Troubleshooting "The use statement with non-compound name ... has no effect"

Question

Getting this error when I put use Blog; at the top.

Warning: The use statement with non-compound name 'Blog' has no effect in...

Blog is my namespace in which I have 3 classes: Article, List and Category and a few functions.

If I change my statememnt to use Blog\Article; then it works...

Can't I just specify the namespaces I want to use? Do I need to provide classes?
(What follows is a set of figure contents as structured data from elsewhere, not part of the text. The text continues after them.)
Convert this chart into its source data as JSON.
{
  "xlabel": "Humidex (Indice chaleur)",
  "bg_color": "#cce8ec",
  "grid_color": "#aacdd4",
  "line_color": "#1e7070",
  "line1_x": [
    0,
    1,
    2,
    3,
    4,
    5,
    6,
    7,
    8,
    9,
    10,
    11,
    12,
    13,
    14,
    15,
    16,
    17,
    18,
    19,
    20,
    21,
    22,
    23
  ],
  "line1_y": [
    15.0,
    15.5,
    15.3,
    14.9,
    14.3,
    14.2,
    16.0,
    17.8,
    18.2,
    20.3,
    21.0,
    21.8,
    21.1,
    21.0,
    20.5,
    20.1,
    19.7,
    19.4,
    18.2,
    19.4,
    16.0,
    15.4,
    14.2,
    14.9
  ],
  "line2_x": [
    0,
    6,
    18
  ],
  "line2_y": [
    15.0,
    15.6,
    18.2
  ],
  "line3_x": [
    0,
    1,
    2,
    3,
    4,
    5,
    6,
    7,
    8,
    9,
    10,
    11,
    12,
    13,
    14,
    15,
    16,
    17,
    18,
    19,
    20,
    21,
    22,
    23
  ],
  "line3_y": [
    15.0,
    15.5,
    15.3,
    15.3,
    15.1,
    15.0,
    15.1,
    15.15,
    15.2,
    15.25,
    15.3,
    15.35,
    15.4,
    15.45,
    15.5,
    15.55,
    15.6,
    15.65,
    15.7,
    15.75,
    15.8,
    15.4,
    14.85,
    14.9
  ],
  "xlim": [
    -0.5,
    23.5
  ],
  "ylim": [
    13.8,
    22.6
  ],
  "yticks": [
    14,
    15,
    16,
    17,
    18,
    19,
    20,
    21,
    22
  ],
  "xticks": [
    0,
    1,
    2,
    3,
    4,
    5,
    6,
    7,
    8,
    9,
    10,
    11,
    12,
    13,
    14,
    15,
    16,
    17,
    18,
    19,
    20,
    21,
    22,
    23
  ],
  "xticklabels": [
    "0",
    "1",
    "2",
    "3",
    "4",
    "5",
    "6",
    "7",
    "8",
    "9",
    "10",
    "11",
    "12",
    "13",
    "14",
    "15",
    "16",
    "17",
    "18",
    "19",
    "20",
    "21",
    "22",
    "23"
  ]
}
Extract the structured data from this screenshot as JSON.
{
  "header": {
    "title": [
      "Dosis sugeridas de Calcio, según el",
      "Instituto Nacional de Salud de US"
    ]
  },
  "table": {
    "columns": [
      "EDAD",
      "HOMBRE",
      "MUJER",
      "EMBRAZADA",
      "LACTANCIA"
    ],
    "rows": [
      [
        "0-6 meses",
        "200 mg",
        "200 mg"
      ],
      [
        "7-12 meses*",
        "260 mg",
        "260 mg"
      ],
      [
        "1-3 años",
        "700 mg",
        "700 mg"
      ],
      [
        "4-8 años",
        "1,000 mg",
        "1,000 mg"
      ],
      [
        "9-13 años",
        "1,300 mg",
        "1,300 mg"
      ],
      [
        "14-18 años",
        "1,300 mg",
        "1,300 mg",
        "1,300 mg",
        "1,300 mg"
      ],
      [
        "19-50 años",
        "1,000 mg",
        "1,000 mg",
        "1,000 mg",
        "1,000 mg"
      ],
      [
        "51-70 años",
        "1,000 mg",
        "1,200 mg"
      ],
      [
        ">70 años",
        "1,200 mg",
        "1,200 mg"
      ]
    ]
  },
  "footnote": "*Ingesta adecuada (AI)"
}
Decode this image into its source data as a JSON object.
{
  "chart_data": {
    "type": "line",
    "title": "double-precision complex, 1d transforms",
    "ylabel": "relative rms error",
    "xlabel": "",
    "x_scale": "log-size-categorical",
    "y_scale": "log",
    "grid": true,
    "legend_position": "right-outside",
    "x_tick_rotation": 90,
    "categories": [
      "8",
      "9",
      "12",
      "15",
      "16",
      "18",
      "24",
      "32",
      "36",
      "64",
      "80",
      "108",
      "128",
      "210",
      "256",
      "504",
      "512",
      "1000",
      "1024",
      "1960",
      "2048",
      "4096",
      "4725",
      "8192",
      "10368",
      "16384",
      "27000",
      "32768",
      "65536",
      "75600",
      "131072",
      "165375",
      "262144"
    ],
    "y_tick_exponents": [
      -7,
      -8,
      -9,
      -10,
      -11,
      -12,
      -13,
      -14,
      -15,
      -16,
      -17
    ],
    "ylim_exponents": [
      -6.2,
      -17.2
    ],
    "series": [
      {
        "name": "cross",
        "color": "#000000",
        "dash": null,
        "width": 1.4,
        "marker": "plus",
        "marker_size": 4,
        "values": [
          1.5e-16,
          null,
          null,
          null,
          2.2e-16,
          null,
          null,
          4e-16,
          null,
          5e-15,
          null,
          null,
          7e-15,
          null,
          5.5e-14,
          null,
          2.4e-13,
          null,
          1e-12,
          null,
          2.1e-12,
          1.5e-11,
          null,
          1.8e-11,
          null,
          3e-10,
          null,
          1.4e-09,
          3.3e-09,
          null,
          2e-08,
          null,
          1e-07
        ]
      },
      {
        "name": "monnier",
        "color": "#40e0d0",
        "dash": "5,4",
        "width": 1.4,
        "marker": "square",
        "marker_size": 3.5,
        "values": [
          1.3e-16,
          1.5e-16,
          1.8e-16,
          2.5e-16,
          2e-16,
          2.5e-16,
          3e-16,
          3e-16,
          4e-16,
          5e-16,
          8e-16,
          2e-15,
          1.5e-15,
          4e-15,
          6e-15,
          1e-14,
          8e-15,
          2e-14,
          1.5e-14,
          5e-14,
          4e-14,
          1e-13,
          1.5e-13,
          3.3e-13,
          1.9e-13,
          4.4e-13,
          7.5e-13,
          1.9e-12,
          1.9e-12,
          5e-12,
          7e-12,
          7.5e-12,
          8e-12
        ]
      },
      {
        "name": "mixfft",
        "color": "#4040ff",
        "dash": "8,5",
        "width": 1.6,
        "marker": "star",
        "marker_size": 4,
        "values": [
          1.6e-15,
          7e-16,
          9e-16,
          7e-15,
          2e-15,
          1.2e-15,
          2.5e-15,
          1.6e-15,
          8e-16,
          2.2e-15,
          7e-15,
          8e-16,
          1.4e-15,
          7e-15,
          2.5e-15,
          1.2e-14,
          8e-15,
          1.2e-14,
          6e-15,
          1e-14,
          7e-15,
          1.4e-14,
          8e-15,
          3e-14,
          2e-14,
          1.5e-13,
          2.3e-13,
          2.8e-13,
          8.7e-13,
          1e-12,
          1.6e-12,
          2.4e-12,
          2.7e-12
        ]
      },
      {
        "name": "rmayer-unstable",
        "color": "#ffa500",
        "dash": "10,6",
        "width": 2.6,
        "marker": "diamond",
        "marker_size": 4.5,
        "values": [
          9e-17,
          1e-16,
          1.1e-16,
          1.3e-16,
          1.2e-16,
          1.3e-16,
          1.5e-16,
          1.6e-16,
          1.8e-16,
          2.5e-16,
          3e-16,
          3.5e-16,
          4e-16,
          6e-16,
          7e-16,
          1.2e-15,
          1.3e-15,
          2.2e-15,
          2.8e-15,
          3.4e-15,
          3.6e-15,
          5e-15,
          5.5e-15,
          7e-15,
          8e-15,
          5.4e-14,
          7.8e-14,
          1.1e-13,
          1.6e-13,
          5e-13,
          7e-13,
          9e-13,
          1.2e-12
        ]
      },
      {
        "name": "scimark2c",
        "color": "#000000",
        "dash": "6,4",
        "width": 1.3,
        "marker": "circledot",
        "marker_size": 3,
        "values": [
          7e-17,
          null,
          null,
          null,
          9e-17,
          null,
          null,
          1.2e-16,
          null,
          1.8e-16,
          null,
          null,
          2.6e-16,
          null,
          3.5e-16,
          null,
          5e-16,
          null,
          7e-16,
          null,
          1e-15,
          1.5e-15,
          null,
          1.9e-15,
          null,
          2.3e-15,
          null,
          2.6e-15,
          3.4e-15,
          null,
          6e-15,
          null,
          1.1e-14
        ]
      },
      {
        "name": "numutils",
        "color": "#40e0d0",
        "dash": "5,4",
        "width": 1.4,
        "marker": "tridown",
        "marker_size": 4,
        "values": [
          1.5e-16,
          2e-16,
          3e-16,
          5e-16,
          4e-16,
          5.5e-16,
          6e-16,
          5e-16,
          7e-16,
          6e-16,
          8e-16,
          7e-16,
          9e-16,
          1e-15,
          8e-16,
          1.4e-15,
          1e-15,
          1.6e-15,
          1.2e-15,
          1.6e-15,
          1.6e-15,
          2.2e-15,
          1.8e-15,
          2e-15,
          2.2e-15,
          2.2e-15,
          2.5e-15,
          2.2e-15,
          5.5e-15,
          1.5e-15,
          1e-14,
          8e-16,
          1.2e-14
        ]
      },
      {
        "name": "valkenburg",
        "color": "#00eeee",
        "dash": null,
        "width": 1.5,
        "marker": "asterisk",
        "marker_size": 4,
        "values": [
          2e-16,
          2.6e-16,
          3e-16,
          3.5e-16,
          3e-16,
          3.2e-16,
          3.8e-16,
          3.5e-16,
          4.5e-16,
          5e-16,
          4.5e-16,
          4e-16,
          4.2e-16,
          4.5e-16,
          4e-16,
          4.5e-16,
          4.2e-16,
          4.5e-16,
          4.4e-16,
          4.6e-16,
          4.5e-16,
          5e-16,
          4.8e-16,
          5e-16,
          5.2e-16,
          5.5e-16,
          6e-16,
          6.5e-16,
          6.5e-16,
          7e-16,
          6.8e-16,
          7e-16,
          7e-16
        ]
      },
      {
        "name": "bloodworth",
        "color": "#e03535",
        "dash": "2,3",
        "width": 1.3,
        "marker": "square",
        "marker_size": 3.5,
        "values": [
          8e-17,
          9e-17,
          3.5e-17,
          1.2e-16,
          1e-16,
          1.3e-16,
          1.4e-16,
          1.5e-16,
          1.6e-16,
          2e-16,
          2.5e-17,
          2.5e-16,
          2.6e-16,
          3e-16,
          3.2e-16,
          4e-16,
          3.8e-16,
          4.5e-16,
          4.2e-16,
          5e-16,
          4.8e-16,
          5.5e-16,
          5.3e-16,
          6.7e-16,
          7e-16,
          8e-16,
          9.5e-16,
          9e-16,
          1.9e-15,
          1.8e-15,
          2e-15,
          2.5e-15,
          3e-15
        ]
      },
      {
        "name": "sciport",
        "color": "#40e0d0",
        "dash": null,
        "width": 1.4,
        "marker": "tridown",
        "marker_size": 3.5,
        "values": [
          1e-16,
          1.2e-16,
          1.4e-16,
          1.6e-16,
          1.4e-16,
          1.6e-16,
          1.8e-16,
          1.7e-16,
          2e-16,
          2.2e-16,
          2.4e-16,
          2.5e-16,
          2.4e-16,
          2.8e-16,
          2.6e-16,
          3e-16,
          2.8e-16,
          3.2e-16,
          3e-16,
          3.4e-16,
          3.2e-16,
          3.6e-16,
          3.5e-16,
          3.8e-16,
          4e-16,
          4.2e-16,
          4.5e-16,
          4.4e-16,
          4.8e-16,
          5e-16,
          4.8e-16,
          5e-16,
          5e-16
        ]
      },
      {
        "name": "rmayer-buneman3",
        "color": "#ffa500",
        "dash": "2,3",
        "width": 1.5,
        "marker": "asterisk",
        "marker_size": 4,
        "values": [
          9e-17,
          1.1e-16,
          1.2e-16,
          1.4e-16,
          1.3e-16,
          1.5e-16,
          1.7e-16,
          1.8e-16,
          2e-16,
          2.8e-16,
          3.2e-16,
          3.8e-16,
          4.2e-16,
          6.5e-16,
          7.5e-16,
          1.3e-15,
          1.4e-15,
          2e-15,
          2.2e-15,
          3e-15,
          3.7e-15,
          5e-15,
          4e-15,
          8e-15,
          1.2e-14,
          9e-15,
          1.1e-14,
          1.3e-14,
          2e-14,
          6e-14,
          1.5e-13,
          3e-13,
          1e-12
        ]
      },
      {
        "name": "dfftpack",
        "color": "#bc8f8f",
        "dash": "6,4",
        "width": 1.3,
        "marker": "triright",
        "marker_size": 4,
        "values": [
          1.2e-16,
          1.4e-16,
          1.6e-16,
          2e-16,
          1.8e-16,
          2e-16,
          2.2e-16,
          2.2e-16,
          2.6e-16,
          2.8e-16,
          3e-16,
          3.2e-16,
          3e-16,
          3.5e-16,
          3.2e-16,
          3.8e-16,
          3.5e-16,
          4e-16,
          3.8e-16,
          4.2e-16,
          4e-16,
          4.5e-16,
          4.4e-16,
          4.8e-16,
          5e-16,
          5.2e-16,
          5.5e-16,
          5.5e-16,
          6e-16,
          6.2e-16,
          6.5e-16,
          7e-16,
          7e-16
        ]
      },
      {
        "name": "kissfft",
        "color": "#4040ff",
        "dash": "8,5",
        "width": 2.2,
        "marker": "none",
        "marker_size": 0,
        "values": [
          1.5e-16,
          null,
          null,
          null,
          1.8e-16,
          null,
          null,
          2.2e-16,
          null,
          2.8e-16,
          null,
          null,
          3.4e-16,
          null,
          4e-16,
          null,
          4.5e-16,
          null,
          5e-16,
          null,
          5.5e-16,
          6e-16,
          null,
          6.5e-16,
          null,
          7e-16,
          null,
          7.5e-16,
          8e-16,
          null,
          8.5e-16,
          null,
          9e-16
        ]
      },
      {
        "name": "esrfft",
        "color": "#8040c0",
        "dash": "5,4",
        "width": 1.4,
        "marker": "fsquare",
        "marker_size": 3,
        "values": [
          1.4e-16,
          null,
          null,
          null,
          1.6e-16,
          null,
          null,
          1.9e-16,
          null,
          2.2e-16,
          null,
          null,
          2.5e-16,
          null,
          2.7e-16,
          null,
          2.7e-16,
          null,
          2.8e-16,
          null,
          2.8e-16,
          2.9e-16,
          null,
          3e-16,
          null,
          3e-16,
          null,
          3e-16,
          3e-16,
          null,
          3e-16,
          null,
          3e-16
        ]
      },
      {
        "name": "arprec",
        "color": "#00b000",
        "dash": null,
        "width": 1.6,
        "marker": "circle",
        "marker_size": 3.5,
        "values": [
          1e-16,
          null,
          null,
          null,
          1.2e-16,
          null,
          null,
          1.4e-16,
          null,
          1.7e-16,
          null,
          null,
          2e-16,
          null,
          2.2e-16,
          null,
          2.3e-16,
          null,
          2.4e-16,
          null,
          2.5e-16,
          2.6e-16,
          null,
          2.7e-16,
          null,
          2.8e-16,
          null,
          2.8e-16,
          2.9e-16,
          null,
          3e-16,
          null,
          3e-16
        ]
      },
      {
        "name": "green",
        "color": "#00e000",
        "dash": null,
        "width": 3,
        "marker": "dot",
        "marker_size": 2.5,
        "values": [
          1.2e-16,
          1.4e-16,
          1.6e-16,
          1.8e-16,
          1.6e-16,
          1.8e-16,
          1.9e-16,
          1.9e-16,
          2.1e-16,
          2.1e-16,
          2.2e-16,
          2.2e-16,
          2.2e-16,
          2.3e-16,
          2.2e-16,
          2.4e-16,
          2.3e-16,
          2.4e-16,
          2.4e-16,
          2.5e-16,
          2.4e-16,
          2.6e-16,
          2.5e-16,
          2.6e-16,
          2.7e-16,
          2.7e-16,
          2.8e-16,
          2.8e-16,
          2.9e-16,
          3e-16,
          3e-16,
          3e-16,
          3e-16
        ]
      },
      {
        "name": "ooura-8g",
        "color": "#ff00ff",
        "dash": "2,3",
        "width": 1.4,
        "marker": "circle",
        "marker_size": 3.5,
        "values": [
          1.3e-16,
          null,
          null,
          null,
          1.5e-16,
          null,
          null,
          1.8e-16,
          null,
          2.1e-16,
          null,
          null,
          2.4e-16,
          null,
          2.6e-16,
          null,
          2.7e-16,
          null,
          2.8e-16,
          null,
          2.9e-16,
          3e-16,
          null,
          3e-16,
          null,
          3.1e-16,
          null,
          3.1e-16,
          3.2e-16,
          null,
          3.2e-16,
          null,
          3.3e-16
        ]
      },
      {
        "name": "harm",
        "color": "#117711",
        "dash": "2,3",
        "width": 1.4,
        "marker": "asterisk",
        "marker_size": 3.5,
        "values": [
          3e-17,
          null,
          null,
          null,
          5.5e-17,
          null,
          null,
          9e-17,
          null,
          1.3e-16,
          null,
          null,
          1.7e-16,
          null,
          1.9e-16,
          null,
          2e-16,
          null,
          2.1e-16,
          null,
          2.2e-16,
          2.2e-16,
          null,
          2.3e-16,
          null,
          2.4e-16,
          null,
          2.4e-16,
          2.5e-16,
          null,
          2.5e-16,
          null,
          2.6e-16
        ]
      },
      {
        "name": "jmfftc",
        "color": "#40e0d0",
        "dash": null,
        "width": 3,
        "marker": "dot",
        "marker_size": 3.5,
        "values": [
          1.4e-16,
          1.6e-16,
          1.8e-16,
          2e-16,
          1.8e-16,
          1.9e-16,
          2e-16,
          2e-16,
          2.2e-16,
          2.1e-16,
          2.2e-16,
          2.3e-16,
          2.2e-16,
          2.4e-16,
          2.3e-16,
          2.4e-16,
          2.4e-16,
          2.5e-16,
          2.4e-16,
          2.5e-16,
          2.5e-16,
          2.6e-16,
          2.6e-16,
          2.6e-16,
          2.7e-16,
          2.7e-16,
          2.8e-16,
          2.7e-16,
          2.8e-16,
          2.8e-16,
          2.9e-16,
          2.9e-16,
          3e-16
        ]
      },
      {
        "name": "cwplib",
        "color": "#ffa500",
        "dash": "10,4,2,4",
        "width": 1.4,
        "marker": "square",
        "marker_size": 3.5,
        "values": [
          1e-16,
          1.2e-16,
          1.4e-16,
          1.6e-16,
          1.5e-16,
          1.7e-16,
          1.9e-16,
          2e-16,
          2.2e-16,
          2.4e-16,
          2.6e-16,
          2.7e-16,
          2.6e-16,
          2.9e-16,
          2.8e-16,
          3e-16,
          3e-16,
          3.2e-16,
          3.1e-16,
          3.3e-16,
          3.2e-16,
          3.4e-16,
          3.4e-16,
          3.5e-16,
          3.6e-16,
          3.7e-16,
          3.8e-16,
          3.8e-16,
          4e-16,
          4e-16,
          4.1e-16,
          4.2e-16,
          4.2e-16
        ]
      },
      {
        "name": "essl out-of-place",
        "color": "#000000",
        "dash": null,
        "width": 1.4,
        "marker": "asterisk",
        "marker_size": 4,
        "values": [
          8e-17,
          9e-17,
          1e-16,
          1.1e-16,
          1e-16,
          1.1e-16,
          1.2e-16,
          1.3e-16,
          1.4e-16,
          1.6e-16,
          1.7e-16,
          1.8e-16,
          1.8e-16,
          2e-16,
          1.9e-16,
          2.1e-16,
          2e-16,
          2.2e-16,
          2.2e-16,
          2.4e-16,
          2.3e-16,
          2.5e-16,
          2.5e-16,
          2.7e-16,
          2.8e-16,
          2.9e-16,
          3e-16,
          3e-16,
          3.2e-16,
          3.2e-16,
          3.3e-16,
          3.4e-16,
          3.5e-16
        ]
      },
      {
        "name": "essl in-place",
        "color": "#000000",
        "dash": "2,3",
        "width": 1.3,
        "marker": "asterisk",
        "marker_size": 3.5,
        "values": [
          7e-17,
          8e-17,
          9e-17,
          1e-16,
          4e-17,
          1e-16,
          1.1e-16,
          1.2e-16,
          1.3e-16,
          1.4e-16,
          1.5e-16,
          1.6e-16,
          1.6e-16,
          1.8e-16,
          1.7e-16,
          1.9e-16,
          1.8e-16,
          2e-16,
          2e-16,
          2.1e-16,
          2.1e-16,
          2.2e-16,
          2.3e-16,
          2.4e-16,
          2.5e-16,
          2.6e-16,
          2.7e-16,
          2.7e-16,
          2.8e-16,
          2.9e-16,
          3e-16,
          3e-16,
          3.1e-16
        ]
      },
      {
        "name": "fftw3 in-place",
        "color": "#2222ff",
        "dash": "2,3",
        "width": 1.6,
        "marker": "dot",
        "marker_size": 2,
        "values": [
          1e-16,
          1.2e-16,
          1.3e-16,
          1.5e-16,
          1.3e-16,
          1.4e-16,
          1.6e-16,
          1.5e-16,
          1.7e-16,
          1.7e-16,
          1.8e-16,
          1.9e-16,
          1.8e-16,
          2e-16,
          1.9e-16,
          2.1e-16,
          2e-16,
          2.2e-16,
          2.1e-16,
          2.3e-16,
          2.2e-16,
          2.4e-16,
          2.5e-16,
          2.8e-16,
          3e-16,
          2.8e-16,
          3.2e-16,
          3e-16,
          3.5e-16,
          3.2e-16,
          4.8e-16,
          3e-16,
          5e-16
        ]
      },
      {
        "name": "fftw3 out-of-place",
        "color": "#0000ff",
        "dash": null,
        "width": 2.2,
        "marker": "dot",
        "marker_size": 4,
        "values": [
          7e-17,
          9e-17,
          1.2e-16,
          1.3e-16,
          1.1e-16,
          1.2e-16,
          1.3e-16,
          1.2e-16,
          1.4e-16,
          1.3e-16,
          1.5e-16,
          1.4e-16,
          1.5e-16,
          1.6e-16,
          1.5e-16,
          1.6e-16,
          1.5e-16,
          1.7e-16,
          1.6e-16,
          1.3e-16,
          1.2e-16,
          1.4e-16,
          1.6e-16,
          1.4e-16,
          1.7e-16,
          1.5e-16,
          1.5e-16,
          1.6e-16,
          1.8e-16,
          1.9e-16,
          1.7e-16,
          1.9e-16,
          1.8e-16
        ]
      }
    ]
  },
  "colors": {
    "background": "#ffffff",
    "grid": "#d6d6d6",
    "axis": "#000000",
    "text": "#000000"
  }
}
What if I have functions within that namespaces? When I call them outside of the namespace, I'm forced to prepend \Blog\ to each one's name...

Answer 1

PHP's use isn't the same as C++'s using namespace; it allows you to define an alias, not to "import" a namespace and thus henceforth omit the namespace qualifier altogether.

So, you could do:

use Blog\Article as BA; 

... to shorten it, but you cannot get rid of it entirely.

---

Consequently, use Blog is useless, but I believe you could write:

use \ReallyLongNSName as RLNN; 

Note that you must use a leading \ here to force the parser into knowing that ReallyLongNSName is fully-qualified. This isn't true for Blog\Article, which is obviously already a chain of namespaces:

Note that for namespaced names (fully qualified namespace names containing namespace separator, such as Foo\Bar as opposed to global names that do not, such as FooBar), the leading backslash is unnecessary and not recommended, as import names must be fully qualified, and are not processed relative to the current namespace.

• http://php.net/manual/en/language.namespaces.importing.php